Macomb County officials want undocumented workers to fill out their census forms.
At stake, officials told the Macomb Daily, is $1,000 per person per year in federal funding. The census, conducted every 10 years, is a Constitutional requirement. The resulting numbers are then used for everything from federal funding formulas to representation in the U.S. House of Representatives.
In short, the more people a state can verify living within its borders, the more federal cash and representation it will have.
Heck, even outspoken immigration opponent U.S. Rep. Candice Miller (R-Harrison Township) has spoken out in favor of undocumented workers filling out their census materials.
“We need an accurate count of who is in the country, legal or illegal. I’m totally in support of that,” said Miller, who represents about half of Macomb’s geography.
Mind you this move to count the undocumented workers, which the Macomb Daily estimates to be between 17,000 and 35,000 people, comes at a time when another Macomb elected official is launching an Arizona-style immigration initiative.
Rep. Kim Meltzer announced Friday that she would introduce legislation similar to Arizona’s to allow Michigan law enforcement to detain people they believe are undocumented. Meltzer is running for the state senate seat in Macomb, and the winner of that Republican primary is expected to handily win the seat in November.
That announcement brought a sharp rebuke by a coalition of progressive groups.

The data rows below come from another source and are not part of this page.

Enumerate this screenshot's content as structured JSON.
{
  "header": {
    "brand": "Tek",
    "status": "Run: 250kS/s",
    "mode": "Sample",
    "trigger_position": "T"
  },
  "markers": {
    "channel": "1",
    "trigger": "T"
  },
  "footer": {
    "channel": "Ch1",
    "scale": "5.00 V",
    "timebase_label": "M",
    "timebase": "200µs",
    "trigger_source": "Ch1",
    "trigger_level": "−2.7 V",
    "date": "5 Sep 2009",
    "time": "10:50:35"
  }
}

Progress Michigan and immigration reform groups issued a press statement Monday slamming the plan.
From leaders in the Hispanic community, there was this:
“Local law enforcement should be allowed to do their job and focus on real threats to our safety, not be forced to chase around students or workers with expired visas,” said Commissioner Art Reyes III of the Michigan Commission on Spanish Speaking Affairs, “We need real solutions for our broken immigration system, not more scapegoats.”

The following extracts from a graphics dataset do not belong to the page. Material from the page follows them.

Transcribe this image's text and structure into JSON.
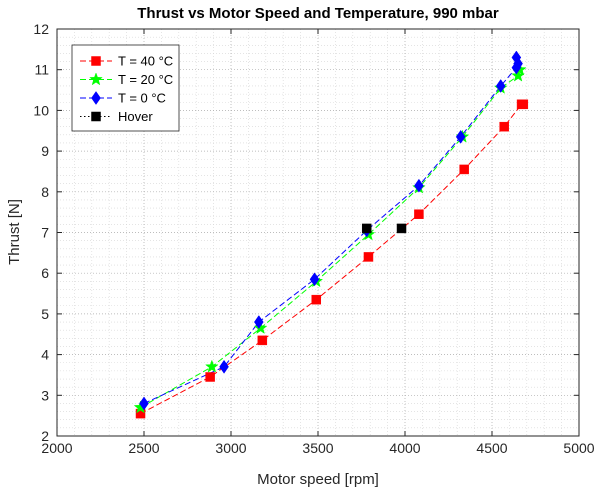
{
  "chart_data": {
    "type": "line",
    "title": "Thrust vs Motor Speed and Temperature, 990 mbar",
    "xlabel": "Motor speed [rpm]",
    "ylabel": "Thrust [N]",
    "xlim": [
      2000,
      5000
    ],
    "ylim": [
      2,
      12
    ],
    "xticks": [
      2000,
      2500,
      3000,
      3500,
      4000,
      4500,
      5000
    ],
    "yticks": [
      2,
      3,
      4,
      5,
      6,
      7,
      8,
      9,
      10,
      11,
      12
    ],
    "grid": "on (dotted, major and minor)",
    "legend_position": "top-left",
    "series": [
      {
        "name": "T = 40 °C",
        "color": "#ff0000",
        "line_style": "dashed",
        "marker": "square",
        "x": [
          2480,
          2880,
          3180,
          3490,
          3790,
          4080,
          4340,
          4570,
          4670,
          4680
        ],
        "y": [
          2.55,
          3.45,
          4.35,
          5.35,
          6.4,
          7.45,
          8.55,
          9.6,
          10.15,
          10.15
        ]
      },
      {
        "name": "T = 20 °C",
        "color": "#00ff00",
        "line_style": "dashed",
        "marker": "star",
        "x": [
          2480,
          2890,
          3170,
          3490,
          3790,
          4080,
          4330,
          4550,
          4650,
          4660
        ],
        "y": [
          2.7,
          3.7,
          4.65,
          5.8,
          6.95,
          8.1,
          9.35,
          10.55,
          10.85,
          11.0
        ]
      },
      {
        "name": "T = 0 °C",
        "color": "#0000ff",
        "line_style": "dashed",
        "marker": "diamond",
        "x": [
          2500,
          2960,
          3160,
          3480,
          3780,
          4080,
          4320,
          4550,
          4640,
          4640,
          4650
        ],
        "y": [
          2.8,
          3.7,
          4.8,
          5.85,
          7.05,
          8.15,
          9.35,
          10.6,
          11.05,
          11.3,
          11.15
        ]
      },
      {
        "name": "Hover",
        "color": "#000000",
        "line_style": "dotted",
        "marker": "square",
        "x": [
          3780,
          3980
        ],
        "y": [
          7.1,
          7.1
        ]
      }
    ]
  }
}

And from Democrats, there was this statement from Fred Miller of Mt. Clemens:
“We need to deal with our broken immigration system, but this is simply not an acceptable solution,” said State Representative Fred Miller (D – Mt. Clemens), “We’ve been working for years to attract international business to Michigan and create new jobs. This proposal would send all the wrong signals to new industries that are thinking about investing in our state. It would be a serious setback to our job-creation plan.”
Miller agrees the immigration system is broken and has been a sharp critic. She has also introduced a Constitutional amendment which would bar the counting of undocumented workers in the once a decade census. That legislation has been introduced for the last three sessions and gone nowhere, reports the the daily.